In der POLITiS-Publikation „Die Gemeindepolitik mitgestalten“ geht es genau darum: verschiedene, in den Nachbarregionen und Nachbarländer schon bewährte Verfahren der Bürgerbeteiligung, die im Rahmen der italienischen Rechtsordnung und der Gemeindeautonomie auch in Südtirol eingeführt werden könnten. So z.B.

  • Bürgerräte (in Vorarlberg gut angenommene Form der sachbezogenen Konsultation von Bürger für Gemeindeprojekte)
  • Bürgergutachten: partizipative Planungsprozesse zusammen mit Experten und Politikern (z.B. der Energierat der Stadt Lienz)
  • Öffentliche Anhörung und Öffentliche Debatte (in der Toskana und zahlreichen Gemeinden schon vorhanden, aber hier kaum bekannt und angewandt)
  • Der Bürgerhaushalt: die Investitionen der Gemeinde als Bürger mitbestimmen, das geht bereits in über kleineren und großen Kommunen Europas.
  • Neue Formen von Bürgerversammlungen, wie „Das Wort den Bürgern“ und der „Offene Gemeinderat“, und weitere Verfahren.

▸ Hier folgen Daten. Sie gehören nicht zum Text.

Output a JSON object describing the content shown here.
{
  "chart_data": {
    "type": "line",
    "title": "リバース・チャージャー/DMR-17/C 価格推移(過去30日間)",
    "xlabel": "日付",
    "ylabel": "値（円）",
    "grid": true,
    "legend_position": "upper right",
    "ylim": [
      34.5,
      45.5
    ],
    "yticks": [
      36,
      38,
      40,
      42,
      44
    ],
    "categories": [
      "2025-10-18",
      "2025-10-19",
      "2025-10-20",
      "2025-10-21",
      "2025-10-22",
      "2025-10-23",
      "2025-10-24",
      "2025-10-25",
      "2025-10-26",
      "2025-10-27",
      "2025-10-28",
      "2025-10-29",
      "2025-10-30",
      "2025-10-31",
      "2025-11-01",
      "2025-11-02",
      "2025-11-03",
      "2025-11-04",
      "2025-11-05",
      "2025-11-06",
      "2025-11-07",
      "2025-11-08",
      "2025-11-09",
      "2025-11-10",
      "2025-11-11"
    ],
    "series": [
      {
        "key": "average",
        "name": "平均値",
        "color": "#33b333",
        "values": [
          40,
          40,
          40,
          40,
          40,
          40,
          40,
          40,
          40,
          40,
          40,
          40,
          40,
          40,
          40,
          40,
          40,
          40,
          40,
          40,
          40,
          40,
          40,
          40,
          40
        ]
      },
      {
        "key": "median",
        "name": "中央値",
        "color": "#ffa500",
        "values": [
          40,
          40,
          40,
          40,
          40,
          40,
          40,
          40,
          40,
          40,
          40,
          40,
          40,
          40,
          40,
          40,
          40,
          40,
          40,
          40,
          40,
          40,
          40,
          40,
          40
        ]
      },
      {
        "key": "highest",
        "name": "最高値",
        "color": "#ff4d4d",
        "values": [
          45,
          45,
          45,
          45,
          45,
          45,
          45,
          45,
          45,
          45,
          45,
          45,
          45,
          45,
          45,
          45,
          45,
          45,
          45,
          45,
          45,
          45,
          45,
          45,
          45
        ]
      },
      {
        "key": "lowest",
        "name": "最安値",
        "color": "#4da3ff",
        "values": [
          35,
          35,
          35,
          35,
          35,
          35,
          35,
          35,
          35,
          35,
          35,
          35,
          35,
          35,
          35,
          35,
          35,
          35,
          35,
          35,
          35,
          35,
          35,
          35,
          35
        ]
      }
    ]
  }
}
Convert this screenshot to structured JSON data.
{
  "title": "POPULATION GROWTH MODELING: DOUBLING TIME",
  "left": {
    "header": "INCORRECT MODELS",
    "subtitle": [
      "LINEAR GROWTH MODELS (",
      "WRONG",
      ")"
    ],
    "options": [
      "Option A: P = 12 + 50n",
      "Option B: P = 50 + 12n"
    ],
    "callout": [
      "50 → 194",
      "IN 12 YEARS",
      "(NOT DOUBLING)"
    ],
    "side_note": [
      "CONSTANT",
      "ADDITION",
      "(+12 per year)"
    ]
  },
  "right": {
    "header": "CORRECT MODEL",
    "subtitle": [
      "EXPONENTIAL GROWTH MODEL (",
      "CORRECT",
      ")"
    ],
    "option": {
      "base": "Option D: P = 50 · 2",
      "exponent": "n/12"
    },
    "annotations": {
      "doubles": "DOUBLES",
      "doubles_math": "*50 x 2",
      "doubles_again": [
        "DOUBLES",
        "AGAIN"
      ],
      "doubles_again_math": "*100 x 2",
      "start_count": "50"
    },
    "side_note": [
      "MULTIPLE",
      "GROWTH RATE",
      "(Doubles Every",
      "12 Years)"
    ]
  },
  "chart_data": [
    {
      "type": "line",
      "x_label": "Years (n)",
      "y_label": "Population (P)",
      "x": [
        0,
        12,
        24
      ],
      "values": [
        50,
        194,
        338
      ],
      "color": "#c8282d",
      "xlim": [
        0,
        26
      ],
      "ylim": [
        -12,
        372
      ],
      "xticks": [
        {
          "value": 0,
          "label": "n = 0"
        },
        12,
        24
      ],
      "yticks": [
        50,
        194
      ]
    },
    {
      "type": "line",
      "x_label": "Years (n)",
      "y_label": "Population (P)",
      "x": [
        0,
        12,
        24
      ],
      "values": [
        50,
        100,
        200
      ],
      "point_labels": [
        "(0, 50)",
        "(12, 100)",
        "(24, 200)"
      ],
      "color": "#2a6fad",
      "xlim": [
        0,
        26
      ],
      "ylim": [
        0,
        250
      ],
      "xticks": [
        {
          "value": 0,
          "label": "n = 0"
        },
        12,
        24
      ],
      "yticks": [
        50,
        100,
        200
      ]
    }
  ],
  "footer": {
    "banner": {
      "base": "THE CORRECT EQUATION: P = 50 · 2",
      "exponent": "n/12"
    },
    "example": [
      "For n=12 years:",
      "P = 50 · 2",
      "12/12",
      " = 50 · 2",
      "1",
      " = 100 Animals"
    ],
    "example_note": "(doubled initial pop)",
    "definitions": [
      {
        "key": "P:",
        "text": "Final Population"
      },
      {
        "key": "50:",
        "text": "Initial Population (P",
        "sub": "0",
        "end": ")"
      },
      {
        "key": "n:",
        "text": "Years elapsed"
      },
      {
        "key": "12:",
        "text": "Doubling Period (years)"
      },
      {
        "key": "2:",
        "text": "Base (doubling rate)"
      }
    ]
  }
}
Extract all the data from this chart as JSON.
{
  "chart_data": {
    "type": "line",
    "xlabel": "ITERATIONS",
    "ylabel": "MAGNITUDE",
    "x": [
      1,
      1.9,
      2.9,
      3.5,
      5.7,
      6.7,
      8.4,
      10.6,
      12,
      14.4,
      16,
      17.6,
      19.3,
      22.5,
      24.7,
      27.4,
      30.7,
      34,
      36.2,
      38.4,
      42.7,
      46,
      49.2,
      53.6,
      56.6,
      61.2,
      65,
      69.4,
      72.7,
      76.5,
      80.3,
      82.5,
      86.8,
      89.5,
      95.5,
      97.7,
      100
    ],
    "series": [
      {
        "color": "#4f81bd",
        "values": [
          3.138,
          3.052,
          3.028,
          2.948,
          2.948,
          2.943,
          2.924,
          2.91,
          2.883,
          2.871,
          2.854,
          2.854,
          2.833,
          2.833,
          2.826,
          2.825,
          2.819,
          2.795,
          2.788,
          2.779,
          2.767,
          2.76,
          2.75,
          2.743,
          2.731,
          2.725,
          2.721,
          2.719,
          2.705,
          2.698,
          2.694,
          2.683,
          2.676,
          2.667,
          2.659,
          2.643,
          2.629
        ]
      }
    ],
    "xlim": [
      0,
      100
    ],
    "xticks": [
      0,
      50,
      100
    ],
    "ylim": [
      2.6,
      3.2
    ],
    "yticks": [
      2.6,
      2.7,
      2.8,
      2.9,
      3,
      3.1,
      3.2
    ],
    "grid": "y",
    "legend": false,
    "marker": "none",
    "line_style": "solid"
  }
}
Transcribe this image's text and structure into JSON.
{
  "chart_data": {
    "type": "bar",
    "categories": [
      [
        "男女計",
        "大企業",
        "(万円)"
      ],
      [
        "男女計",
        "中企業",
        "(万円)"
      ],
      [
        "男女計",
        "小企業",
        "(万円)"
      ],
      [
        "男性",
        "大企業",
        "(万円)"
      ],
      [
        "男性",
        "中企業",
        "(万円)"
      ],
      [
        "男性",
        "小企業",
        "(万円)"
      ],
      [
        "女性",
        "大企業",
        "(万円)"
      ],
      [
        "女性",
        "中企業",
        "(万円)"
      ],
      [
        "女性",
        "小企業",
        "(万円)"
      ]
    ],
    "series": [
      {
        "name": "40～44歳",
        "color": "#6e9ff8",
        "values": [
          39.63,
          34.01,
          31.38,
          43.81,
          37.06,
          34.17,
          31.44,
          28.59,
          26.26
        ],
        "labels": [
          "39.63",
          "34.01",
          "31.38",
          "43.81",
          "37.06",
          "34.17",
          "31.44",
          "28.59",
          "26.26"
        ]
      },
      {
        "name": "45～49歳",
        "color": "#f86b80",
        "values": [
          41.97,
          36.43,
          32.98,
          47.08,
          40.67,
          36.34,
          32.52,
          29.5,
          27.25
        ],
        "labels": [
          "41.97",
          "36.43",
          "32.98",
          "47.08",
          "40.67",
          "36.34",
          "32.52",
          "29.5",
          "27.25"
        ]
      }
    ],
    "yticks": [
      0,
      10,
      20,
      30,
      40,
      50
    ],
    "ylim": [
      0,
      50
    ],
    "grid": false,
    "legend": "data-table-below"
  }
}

Bewusst haben die beiden Autoren dieser POLITiS-Publikation die deliberativen Verfahren mit den Verfahren zur Mitentscheidung, also den Volksabstimmungen, zusammengespannt. Hier mangelt es in Südtirol wie in ganz Italien an wesentlichen Formen von Volksabstimmungen wie z.B. dem bestätigenden Referendum auf alle Entscheidungen des Gemeinderats. Darüber hinaus sind auch verschiedene Regeln zum Quorum, zur Unterschriftenhürde, zum Modus der Unterschriftensammlung, zur Information der Abstimmungsberechtigten verbesserbar. Wenn die Regeln bürgerfreundlich ausgestaltet sind, wie jetzt in den Gemeinden Mals und Kurtatsch, wird die Mitbestimmung für die Bürger interessanter. Bestehen dagegen zu hohe Hürden, trauen sich die Bürgerinnen nicht.

Diese POLITiS-Publikation bietet dabei nicht nur einen Überblick über eine anwendungsbezogene Auswahl von Verfahren, sondern bringt auch Interviews mit Gemeindepolitikern und Experten sowie vorformulierte Artikel für die Verankerung dieser Bestimmungen in der Gemeindesatzung. Das Buch kann hier heruntergeladen werden.

Paolo Michelotto/Thomas Benedikter, Die Gemeindepolitik mitgestalten – Ideen und Verfahren für die direkte Bürgerbeteiligung in der Gemeinde, POLITiS, Bozen 2014, 144 S.